Overall, they found that residents used their phones for general purposes two times more often than for medical purposes (72.2% vs 33.0%), and both general and medical app use were higher amongst third and fourth year residents compared with first and second year residents (75.1% vs 70.5% and 36.5% vs 31.1%, respectively). Internal medicine residents’ general use of smartphones was higher than that of emergency residents (74.6% vs 64.3%). Of those surveyed, 74.3% had 1-10 medical apps on their smartphone, 16% with 11-20 medical apps, and 9.2% had more than 21 medical apps.
Interestingly, 21.7% of those surveyed received some sort of training with clinical apps, and about half of those surveyed would like to receive formal training. Residency programs and medical schools can consider providing formal sessions on medical app use to increase usership and maximize resources. At iMedicalApps we have compiled lists of the best internal medicine apps, family medicine apps, and Emergency Medicine apps.
Medical apps that were most frequently used every day or every other day were medical calculators/clinical scoring systems (37.1%), disease diagnosis/management (32.0%), and electronic medical records (15.4%). In fact, medication formulary/drug references and medical calculator/clinical scoring systems were used several times a day in 47.4% and 33.1% of those surveyed.
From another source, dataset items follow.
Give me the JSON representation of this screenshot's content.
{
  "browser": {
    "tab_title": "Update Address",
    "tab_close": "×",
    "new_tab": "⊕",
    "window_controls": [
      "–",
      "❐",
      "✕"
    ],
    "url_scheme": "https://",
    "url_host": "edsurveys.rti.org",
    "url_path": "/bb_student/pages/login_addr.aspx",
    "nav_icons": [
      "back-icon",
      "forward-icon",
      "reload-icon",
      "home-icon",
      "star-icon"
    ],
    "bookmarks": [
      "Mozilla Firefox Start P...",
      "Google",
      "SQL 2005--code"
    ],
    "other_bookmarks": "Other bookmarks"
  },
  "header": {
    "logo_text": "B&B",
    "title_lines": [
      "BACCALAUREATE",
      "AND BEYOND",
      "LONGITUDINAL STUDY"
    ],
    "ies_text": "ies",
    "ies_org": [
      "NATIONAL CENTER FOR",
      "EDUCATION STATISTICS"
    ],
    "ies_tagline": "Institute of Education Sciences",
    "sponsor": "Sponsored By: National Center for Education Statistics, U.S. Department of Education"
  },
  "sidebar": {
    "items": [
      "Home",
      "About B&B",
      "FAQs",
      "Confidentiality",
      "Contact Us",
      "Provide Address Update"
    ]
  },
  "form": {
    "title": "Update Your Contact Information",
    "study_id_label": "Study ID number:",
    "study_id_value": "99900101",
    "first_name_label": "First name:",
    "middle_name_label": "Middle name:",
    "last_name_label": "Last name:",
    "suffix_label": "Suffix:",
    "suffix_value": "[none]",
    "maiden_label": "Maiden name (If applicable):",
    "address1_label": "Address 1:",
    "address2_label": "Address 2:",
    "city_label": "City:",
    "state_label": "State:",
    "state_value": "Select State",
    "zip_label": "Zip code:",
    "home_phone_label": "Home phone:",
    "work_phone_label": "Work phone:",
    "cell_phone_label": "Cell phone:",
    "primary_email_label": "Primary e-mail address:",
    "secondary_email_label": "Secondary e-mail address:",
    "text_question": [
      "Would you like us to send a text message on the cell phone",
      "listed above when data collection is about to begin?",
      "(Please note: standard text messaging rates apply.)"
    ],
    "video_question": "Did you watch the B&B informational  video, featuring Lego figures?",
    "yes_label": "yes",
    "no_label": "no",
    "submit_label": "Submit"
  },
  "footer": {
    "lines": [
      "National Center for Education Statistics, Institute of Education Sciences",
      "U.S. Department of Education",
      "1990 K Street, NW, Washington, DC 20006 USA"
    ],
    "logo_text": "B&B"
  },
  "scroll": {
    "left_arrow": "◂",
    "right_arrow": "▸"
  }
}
Other categories surveyed, including online videos of procedures, patient education, pill identification, procedure documentation, physician order entry, and photo/video of patients’ physical findings or diagnostic studies to share with a consulting colleague, were less frequently used.
This is an interesting finding because it suggests that medical residents are looking for quicker forms of medical confirmation and information, rather than multimedia formats that may be more time consuming to process during clinic. This is consistent with another recent review by our team on features of medical apps that lead to positive ratings.
While this study presents interesting information on emergency and internal medicine residents’ use of smartphones during clinic, future work should include comparisons with other specialties, such as those in primary care, across different institutions. Different devices, such as the recently launched Apple Watch, should also be compared to get a comprehensive view of how mobile digital devices are used in medicine.